Resource-aware video streaming (RAViS) framework for object detection system using deep learning algorithm

MethodsX. 2023 Jul 15:11:102285. doi: 10.1016/j.mex.2023.102285. eCollection 2023 Dec.

Abstract

Video streams can come from various sources, such as surveillance cameras, live events, drones, and video-sharing platforms. Video stream mining is challenging due to the extensive resources needed to analyze and extract useful information from continuous video data streams. This situation could result in overwhelmed resources, which causes the system to stall. One of the ways to suffice the requirement is to provide larger resources, which leads to more costs. This research develops a data stream mining called the Resource-Aware Video Streaming (RAViS) framework to adapt to the limited resources (a Raspberry Pi) to run an object detection system using the YOLO algorithm. We validate the framework by capturing video streaming to simulate data streams. The video frames are processed using a deep-learning model to recognize the presence of a person(s) in a room. The RAViS framework adapts the object detection system to the availability of Raspberry Pi resources, such as CPU, RAM, and internal storage. The adaptation aims to increase the availability of resources to perform object detection of streamed video.

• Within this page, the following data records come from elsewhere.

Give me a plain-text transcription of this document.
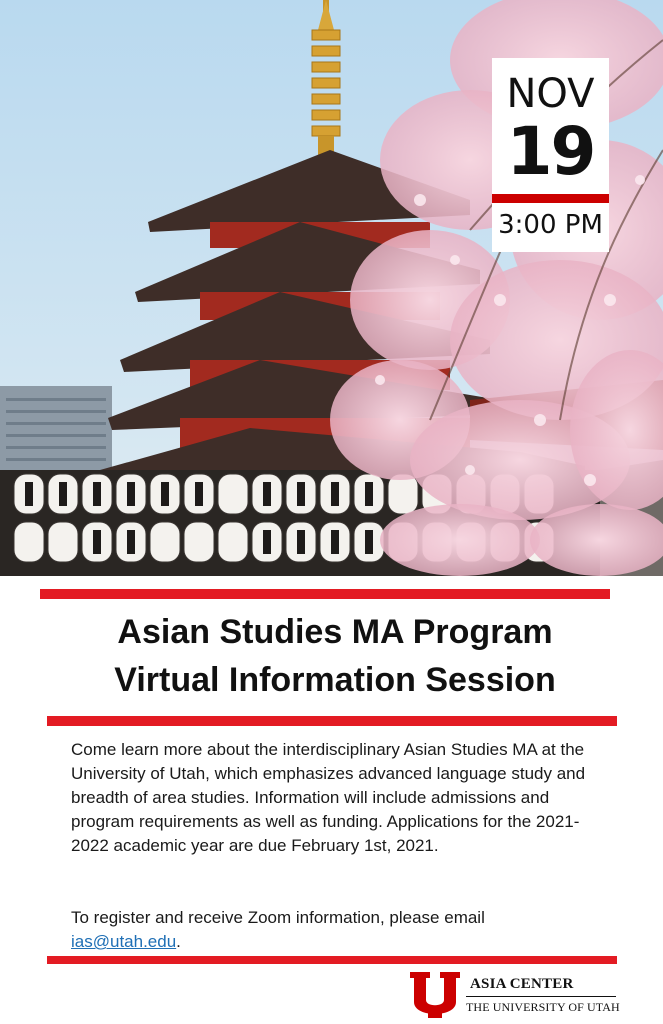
NOV
19
3:00 PM
Asian Studies MA Program
Virtual Information Session

Come learn more about the interdisciplinary Asian Studies MA at the University of Utah, which emphasizes advanced language study and breadth of area studies. Information will include admissions and program requirements as well as funding. Applications for the 2021-2022 academic year are due February 1st, 2021.

To register and receive Zoom information, please email
ias@utah.edu.

ASIA CENTER
THE UNIVERSITY OF UTAH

The experimental results indicate that the RAViS framework can adapt the detection system to resource availability while maintaining accuracy. •A framework can ensure the availability of a computer with limited resources for running an object detection system using deep learning algorithms.•The framework constantly monitors the computer's memory, CPU, and storage, and provides feedback to the object detection system for adjusting its parameters to optimize resource utilization.•This approach enables the object detection system to operate continuously with the required resources, thus ensuring its accuracy and effectiveness.

Keywords: Deep learning; Resource-Aware Video Streaming (RAViS) Framework; Resource-aware streaming framework; Video stream mining.